I'm a craft bartender in Smallish-town, USA. We have a large university here that is on the verge of idiological collapse, and our food scene still leaves much to be desired in its current state of "up-and-coming". But we eek onward because we love what we do and we love (most of) our clientele.

This town would attract more savvy diners if the local infrastructure would take itself more seriously instead of catering only to the college students. And it's looking more and more like that change is about to happen. But isn't it always "about to happen"?
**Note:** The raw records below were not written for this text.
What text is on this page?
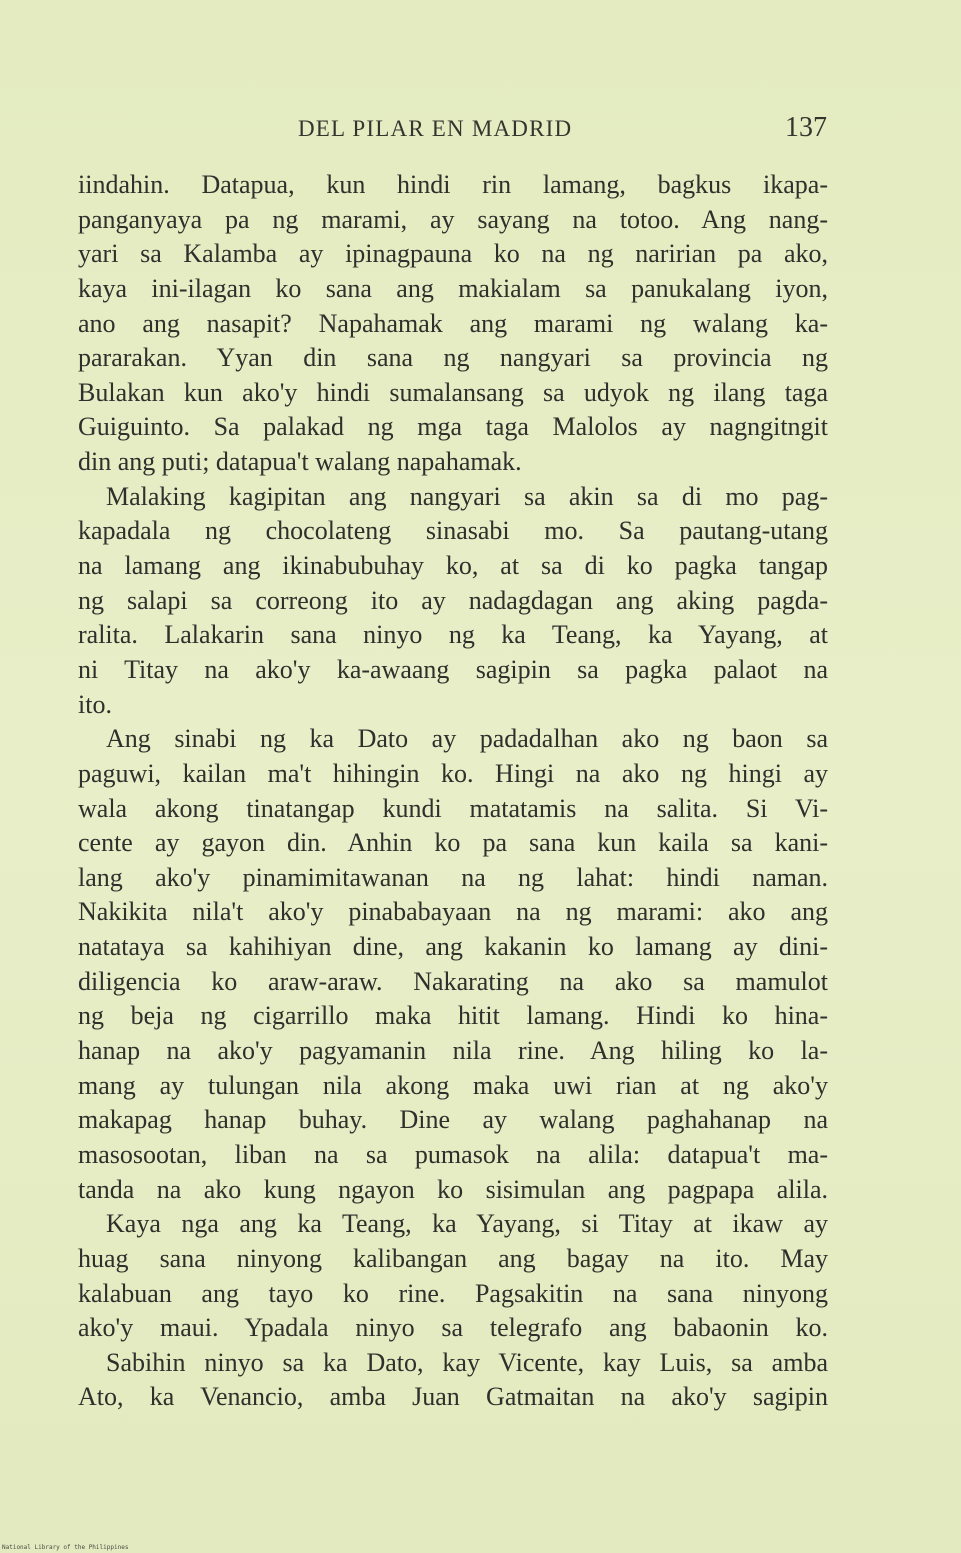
DEL PILAR EN MADRID	137
iindahin. Datapua, kun hindi rin lamang, bagkus ikapa-
panganyaya pa ng marami, ay sayang na totoo. Ang nang-
yari sa Kalamba ay ipinagpauna ko na ng naririan pa ako,
kaya ini-ilagan ko sana ang makialam sa panukalang iyon,
ano ang nasapit? Napahamak ang marami ng walang ka-
pararakan. Yyan din sana ng nangyari sa provincia ng
Bulakan kun ako'y hindi sumalansang sa udyok ng ilang taga
Guiguinto. Sa palakad ng mga taga Malolos ay nagngitngit
din ang puti; datapua't walang napahamak.
Malaking kagipitan ang nangyari sa akin sa di mo pag-
kapadala ng chocolateng sinasabi mo. Sa pautang-utang
na lamang ang ikinabubuhay ko, at sa di ko pagka tangap
ng salapi sa correong ito ay nadagdagan ang aking pagda-
ralita. Lalakarin sana ninyo ng ka Teang, ka Yayang, at
ni Titay na ako'y ka-awaang sagipin sa pagka palaot na
ito.
Ang sinabi ng ka Dato ay padadalhan ako ng baon sa
paguwi, kailan ma't hihingin ko. Hingi na ako ng hingi ay
wala akong tinatangap kundi matatamis na salita. Si Vi-
cente ay gayon din. Anhin ko pa sana kun kaila sa kani-
lang ako'y pinamimitawanan na ng lahat: hindi naman.
Nakikita nila't ako'y pinababayaan na ng marami: ako ang
natataya sa kahihiyan dine, ang kakanin ko lamang ay dini-
diligencia ko araw-araw. Nakarating na ako sa mamulot
ng beja ng cigarrillo maka hitit lamang. Hindi ko hina-
hanap na ako'y pagyamanin nila rine. Ang hiling ko la-
mang ay tulungan nila akong maka uwi rian at ng ako'y
makapag hanap buhay. Dine ay walang paghahanap na
masosootan, liban na sa pumasok na alila: datapua't ma-
tanda na ako kung ngayon ko sisimulan ang pagpapa alila.
Kaya nga ang ka Teang, ka Yayang, si Titay at ikaw ay
huag sana ninyong kalibangan ang bagay na ito. May
kalabuan ang tayo ko rine. Pagsakitin na sana ninyong
ako'y maui. Ypadala ninyo sa telegrafo ang babaonin ko.
Sabihin ninyo sa ka Dato, kay Vicente, kay Luis, sa amba
Ato, ka Venancio, amba Juan Gatmaitan na ako'y sagipin
National Library of the Philippines
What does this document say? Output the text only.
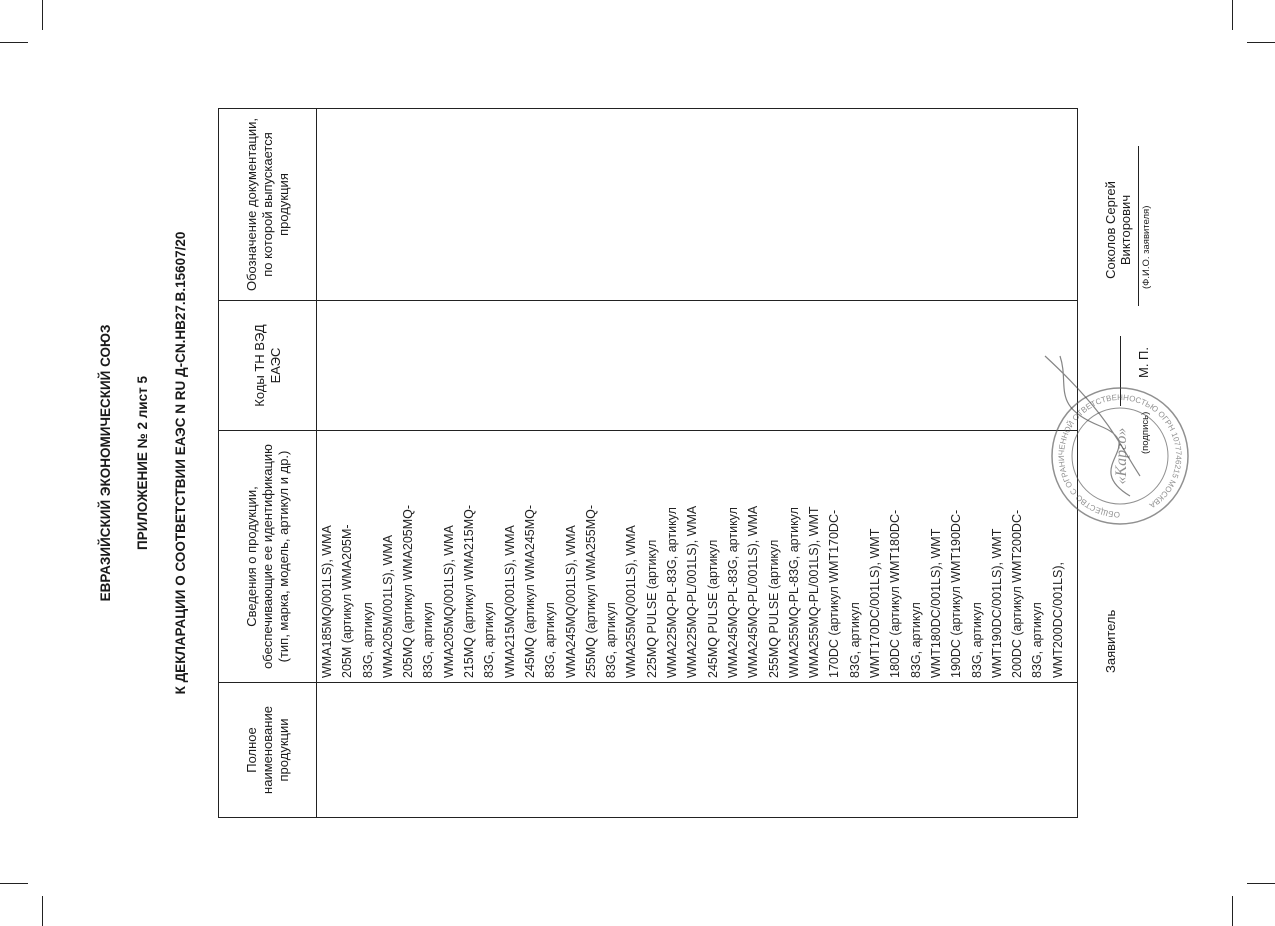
ЕВРАЗИЙСКИЙ ЭКОНОМИЧЕСКИЙ СОЮЗ ПРИЛОЖЕНИЕ № 2 лист 5 К ДЕКЛАРАЦИИ О СООТВЕТСТВИИ ЕАЭС N RU Д-CN.НВ27.В.15607/20
Полное наименование продукции
Сведения о продукции, обеспечивающие ее идентификацию (тип, марка, модель, артикул и др.)	WMA185MQ/001LS), WMA 205M (артикул WMA205M- 83G, артикул WMA205M/001LS), WMA 205MQ (артикул WMA205MQ- 83G, артикул WMA205MQ/001LS), WMA 215MQ (артикул WMA215MQ- 83G, артикул WMA215MQ/001LS), WMA 245MQ (артикул WMA245MQ- 83G, артикул WMA245MQ/001LS), WMA 255MQ (артикул WMA255MQ- 83G, артикул WMA255MQ/001LS), WMA 225MQ PULSE (артикул WMA225MQ-PL-83G, артикул WMA225MQ-PL/001LS), WMA 245MQ PULSE (артикул WMA245MQ-PL-83G, артикул WMA245MQ-PL/001LS), WMA 255MQ PULSE (артикул WMA255MQ-PL-83G, артикул WMA255MQ-PL/001LS), WMT 170DC (артикул WMT170DC- 83G, артикул WMT170DC/001LS), WMT 180DC (артикул WMT180DC- 83G, артикул WMT180DC/001LS), WMT 190DC (артикул WMT190DC- 83G, артикул WMT190DC/001LS), WMT 200DC (артикул WMT200DC- 83G, артикул WMT200DC/001LS),
Коды ТН ВЭД ЕАЭС
Обозначение документации, по которой выпускается продукция
Заявитель
(подпись)
М. П.
Соколов Сергей Викторович (Ф.И.О. заявителя)
ОБЩЕСТВО С ОГРАНИЧЕННОЙ ОТВЕТСТВЕННОСТЬЮ ОГРН 1077746215 МОСКВА
«Карго»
I feel like there's been a massive change of tide in the blogosphere surrounding gourmet food and craft cocktails. While the people buying out the web-zines were trying to better capitalize on what it was we were all going on about, they completely lost site of what it was we were interested in reading. The zines became more about the sales-pitch than the enthusiasm of GREAT FOOD and DRINK. And the more that happened, the more people maybe stopped paying attention. (#TastingTable, I'm talking a lot about you.) Even the ads became less about innovation and more about reiterating existing kitchen kitsch.

So that MxMo is coming to an end is less surprising than simply perplexing: where did it all go awry?

It's sad when corrupt politics gets more of a platform at the dinner table than the food and drink itself. When will it end?

frederic said...

People have been declaring the death of blogs for the last 6 years or so. A few reasons:
1) Blogging was crucial when there was less written about cocktails and fewer cocktail meccas. It was the best way to catch people up to speed by discussing ingredients, techniques, books, etc. Now, there are plenty of resources out there.
2) A lot of the basics have already been covered. Reading another treatise on the Vieux Carré is not as exciting now as it was in 2006.
3) Instagram and Reddit /cocktails took a lot of the new faces and some of the old. More immediacy in Instagram without spending all the time writing about things. It became about photo composition.
4) People who blogged moved on to bartend, write professionally, or give up the trade.

With MxMo, I was getting 30-40 participants when I took it over and people were queued up to host. Towards the end it was 6-8 and I was begging people (or hosting it myself again or skipping months) to host. Oh well. There was only so much that I could do.